Every station covered it, and since so much of your material is about your relationship with your mother . . .” He let the explanation founder.
“I turned off my phone and television,” she answered, then added, “I was getting ready for the show.” He sighed. “You thought this was your big break.
And it turned out—”
“Not to be.” She cut him off. The pity in his eyes was more than she could bear. She knew he used to be a stand-up comic himself; he knew exactly what had happened. She didn’t want her disappointment cemented into words she’d remember forever.
“You know, Ruby,” he said, “I’ve seen your act a few times. The Comedy Store, I think. Your material’s good.”
“Thanks.”
“Maybe you should think about writing, like for a sitcom. They could use your talent at the networks.”
Ruby stood there with a fake smile pasted on her face. He was telling her to give up. Try something else.
It felt to Ruby as if she were fading away, but like the Cheshire cat, she’d smile to the end. “Thanks, Joe. I have to go now.”
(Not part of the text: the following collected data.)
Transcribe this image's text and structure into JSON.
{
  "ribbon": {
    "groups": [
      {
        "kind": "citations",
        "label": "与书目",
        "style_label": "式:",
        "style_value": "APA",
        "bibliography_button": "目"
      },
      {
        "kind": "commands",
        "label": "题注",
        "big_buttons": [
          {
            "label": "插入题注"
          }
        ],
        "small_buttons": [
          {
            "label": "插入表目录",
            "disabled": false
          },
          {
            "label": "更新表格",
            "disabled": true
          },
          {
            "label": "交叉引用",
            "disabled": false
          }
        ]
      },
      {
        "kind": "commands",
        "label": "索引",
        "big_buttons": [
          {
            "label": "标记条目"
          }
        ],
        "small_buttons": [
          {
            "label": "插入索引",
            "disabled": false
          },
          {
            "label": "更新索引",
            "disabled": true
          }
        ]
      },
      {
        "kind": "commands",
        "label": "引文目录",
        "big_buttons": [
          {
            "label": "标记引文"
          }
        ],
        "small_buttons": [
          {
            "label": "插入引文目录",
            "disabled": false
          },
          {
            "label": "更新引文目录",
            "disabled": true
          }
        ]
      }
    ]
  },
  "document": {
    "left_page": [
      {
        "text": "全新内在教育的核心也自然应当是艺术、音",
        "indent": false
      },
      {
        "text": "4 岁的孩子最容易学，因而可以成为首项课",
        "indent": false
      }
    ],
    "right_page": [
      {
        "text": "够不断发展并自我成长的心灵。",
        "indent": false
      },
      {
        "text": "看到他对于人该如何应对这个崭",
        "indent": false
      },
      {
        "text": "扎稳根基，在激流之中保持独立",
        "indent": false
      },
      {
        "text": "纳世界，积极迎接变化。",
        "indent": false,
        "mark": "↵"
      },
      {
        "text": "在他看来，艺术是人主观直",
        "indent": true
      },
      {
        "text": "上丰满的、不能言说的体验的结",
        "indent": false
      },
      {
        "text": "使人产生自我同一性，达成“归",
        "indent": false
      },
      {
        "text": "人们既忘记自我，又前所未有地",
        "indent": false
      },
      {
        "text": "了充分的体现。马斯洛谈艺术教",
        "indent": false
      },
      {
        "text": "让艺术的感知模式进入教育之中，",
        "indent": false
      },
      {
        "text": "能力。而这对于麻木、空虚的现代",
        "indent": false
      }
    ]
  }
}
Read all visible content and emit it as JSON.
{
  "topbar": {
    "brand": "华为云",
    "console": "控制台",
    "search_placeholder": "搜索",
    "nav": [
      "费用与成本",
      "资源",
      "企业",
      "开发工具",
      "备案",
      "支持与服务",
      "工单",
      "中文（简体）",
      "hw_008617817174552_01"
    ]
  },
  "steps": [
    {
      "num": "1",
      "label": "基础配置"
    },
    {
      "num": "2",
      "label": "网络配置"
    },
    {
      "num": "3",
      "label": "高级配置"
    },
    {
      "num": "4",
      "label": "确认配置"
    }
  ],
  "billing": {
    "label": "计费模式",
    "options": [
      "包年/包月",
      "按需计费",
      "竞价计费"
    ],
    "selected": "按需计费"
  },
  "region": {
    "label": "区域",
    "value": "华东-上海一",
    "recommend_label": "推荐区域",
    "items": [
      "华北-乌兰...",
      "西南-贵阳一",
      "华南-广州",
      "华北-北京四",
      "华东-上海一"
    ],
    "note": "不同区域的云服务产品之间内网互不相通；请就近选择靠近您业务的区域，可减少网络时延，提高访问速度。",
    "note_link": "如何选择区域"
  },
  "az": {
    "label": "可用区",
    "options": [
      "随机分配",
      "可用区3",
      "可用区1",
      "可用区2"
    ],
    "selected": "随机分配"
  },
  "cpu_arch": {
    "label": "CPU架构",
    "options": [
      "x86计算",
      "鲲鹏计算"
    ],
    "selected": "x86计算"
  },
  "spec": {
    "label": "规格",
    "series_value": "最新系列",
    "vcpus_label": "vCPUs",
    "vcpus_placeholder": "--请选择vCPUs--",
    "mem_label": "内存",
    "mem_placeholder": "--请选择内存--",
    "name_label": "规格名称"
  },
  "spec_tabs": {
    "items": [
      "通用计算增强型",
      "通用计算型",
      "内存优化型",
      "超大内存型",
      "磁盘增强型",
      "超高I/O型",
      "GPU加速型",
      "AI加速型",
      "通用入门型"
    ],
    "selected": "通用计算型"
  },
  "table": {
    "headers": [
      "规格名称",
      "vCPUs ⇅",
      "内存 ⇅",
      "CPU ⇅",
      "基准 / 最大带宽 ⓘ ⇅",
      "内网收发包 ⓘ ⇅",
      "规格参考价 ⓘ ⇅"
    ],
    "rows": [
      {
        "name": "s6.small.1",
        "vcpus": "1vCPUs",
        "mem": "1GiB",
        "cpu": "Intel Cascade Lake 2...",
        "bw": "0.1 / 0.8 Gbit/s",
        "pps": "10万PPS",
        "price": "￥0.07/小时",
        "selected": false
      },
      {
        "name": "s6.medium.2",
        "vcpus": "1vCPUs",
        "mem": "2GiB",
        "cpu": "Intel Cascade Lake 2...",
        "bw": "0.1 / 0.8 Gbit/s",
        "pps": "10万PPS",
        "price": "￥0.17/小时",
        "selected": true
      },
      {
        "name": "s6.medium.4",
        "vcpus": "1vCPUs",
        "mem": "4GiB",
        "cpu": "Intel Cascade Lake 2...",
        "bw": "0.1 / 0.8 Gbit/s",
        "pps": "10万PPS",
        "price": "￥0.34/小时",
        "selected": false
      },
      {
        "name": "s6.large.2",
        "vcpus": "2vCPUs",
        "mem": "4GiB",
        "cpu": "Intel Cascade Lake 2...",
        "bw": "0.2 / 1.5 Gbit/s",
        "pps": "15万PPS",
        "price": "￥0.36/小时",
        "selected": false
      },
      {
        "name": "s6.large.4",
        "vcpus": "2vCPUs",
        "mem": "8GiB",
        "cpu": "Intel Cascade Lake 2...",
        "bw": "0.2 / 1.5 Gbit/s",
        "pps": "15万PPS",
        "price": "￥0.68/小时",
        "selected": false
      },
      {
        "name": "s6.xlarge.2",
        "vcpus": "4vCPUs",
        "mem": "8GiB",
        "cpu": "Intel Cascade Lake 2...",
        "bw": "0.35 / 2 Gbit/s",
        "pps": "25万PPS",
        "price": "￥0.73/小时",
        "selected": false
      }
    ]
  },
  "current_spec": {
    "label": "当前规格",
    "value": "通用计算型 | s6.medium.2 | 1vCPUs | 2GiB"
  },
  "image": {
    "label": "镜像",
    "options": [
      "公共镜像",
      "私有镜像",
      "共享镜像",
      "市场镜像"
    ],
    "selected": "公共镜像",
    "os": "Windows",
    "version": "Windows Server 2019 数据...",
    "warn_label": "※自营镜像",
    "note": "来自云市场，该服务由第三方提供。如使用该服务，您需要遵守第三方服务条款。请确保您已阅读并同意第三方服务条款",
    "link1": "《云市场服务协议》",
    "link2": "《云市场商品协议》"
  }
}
She ran back to her chair and grabbed her handbag. At the last second, she plucked up the Tattler and crammed it under her armpit. Without glancing at anyone, she raced out of the studio.
In her apartment, Ruby closed all the blinds and turned off the lights.
She slumped onto her worn sofa and thumped her feet onto the cheap, wood-grain coffee table. A half-full water glass rattled at the movement. The tabloid lay beside her, barely seen in the darkness.
Mommie Dearest had an affair, after all.
It didn’t surprise her, that realization, not truly. Any woman who would leave her children to go in search of fame and fortune wouldn’t think twice about having an affair. What surprised Ruby was how much it still hurt.
Her fingers shook as she reached for the phone and dialed her sister’s number. It was rare that Ruby called Caroline—too expensive—but it wasn’t every day you saw naked pictures of your mother having sex with a stranger.
Caroline answered on the second ring. “Hello?”
“Hey, sis,” Ruby said, feeling a sudden tide of loneliness.
“So, you finally plugged your phone in. I’ve been going crazy trying to reach you.”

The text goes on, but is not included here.